China Briefing | Who would Beijing prefer as US president: Clinton or Trump?
Beijing might have to settle for the lesser of two evils
Would a Trump or a Clinton presidency be preferable from a Chinese perspective?
That question has come into a sharper focus following the first presidential debate between Donald Trump and Hillary Clinton last week.
The both candidates may not have agreed on much of anything but they appeared united on beating China like a piñata, with Trump leading the charge. The Republican candidate accused China of stealing American jobs, devaluing its currency to cheat at global trade, and failing to rein in North Korea, while his Democrat opponent pledged tough responses to possible cyberattacks from China and other countries.

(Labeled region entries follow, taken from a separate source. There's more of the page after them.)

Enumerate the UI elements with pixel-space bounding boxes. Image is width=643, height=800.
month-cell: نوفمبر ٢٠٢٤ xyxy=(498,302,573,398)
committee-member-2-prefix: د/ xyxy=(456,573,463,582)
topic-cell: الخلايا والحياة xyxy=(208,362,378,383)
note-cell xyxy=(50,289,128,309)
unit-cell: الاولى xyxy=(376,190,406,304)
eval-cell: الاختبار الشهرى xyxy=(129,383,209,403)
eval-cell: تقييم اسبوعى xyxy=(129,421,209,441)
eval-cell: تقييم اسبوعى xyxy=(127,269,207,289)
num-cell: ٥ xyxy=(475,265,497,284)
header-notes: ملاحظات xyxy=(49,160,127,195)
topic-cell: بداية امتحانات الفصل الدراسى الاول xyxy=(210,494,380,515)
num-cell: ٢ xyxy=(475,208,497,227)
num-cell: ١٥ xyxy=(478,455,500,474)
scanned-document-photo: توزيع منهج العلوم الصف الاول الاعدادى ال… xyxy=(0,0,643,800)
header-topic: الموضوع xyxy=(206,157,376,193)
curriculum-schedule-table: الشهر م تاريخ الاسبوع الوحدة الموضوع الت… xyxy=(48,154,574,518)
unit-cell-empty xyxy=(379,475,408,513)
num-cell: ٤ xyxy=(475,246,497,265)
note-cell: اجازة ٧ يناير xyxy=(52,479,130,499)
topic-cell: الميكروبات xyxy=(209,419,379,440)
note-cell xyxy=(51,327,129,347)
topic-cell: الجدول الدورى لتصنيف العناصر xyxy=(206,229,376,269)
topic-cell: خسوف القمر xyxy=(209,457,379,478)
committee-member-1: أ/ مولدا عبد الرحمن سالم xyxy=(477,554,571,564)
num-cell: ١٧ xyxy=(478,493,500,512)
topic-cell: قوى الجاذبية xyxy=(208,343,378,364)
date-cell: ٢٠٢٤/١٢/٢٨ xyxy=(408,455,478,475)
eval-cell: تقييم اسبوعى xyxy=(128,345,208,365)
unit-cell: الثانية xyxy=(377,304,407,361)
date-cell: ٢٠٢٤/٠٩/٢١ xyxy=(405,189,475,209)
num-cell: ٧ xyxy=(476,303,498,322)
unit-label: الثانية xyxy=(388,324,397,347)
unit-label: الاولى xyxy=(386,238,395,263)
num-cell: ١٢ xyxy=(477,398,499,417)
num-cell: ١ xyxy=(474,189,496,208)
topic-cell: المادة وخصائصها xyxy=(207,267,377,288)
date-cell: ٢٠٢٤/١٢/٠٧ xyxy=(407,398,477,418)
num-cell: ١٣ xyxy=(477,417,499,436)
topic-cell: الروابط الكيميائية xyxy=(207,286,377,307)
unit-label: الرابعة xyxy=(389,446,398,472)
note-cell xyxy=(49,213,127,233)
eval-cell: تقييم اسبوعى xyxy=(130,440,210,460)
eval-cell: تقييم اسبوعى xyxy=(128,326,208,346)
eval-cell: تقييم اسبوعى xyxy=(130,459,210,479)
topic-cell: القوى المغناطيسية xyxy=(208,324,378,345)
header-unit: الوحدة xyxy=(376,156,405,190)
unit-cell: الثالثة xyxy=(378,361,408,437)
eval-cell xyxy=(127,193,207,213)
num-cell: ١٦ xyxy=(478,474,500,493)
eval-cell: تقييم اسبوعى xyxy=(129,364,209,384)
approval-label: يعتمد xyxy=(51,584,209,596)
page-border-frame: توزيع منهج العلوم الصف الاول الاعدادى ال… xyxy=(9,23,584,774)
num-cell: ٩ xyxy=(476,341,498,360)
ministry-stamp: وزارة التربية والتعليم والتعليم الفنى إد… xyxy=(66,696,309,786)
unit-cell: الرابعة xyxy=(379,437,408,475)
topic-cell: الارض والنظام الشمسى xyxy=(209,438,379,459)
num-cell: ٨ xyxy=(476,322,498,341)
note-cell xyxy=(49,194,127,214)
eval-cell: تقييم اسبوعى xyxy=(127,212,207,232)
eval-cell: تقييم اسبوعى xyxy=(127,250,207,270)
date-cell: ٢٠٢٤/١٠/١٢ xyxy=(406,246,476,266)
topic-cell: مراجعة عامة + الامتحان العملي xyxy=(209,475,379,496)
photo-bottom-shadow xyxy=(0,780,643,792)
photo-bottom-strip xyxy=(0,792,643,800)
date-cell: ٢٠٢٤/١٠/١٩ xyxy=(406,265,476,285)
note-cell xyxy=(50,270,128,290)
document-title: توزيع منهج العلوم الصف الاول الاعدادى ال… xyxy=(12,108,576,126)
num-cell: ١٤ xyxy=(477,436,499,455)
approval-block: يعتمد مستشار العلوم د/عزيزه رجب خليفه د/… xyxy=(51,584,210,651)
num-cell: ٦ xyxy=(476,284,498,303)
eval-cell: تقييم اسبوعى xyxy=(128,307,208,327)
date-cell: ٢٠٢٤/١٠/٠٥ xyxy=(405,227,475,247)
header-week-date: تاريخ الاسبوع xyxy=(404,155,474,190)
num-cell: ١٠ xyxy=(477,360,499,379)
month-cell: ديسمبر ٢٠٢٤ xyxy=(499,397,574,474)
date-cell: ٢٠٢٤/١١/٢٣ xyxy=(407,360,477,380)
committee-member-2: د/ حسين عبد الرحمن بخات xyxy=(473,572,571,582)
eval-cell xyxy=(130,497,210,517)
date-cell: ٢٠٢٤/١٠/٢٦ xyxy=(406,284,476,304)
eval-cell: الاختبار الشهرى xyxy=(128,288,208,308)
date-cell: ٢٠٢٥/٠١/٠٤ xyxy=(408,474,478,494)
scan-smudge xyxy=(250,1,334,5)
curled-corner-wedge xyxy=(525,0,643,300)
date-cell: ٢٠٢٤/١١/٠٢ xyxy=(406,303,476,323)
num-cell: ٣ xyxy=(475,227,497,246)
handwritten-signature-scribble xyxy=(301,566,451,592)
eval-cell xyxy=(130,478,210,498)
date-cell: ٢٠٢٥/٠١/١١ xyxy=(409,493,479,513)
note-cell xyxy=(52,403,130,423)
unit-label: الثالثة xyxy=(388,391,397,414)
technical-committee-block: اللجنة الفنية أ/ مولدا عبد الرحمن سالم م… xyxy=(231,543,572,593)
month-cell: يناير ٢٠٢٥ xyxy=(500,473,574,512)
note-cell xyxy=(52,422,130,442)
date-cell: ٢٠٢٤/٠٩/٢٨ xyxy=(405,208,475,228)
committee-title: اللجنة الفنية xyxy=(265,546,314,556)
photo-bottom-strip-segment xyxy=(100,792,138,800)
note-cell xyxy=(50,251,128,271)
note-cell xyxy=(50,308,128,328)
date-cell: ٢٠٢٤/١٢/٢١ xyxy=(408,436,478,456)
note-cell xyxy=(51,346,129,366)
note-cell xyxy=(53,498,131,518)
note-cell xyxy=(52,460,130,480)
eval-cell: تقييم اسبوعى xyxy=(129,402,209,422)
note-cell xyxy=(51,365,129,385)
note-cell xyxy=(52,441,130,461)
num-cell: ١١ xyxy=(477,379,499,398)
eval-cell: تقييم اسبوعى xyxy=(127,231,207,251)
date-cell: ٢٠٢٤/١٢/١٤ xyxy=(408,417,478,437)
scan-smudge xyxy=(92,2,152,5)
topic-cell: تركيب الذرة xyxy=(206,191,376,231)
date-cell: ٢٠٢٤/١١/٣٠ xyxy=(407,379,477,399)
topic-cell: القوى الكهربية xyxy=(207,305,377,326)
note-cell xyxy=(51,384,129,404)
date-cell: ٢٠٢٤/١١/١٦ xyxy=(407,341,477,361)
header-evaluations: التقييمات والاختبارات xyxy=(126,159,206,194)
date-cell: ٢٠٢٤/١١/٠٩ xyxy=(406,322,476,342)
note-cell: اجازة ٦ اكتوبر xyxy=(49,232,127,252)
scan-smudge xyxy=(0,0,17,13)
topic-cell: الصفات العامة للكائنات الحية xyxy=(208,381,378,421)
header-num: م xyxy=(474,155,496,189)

Trump’s Chinese aspersions are nonsense
China-bashing has become a fashionable theme in US presidential debates over the past two decades, and is expected to feature again in the next two scheduled clashes between the candidates.
Handling China’s rising economic and military power will be one of the most complex challenges facing the next American president, so interest has been building in China as to which of the two would be preferable to ensure Sino-US ties, arguably the most consequential relationship between any two countries in the world, continue broadly along the lines of co-operation instead of confrontation.
Publicly, the Chinese leaders have refrained from weighing in despite the increasingly fiery attacks on China from both candidates. Last month, Premier Li Keqiang offered the standard textbook reply in a meeting with top US executives in New York by saying that the Sino-US ties were destined to improve no matter who is elected.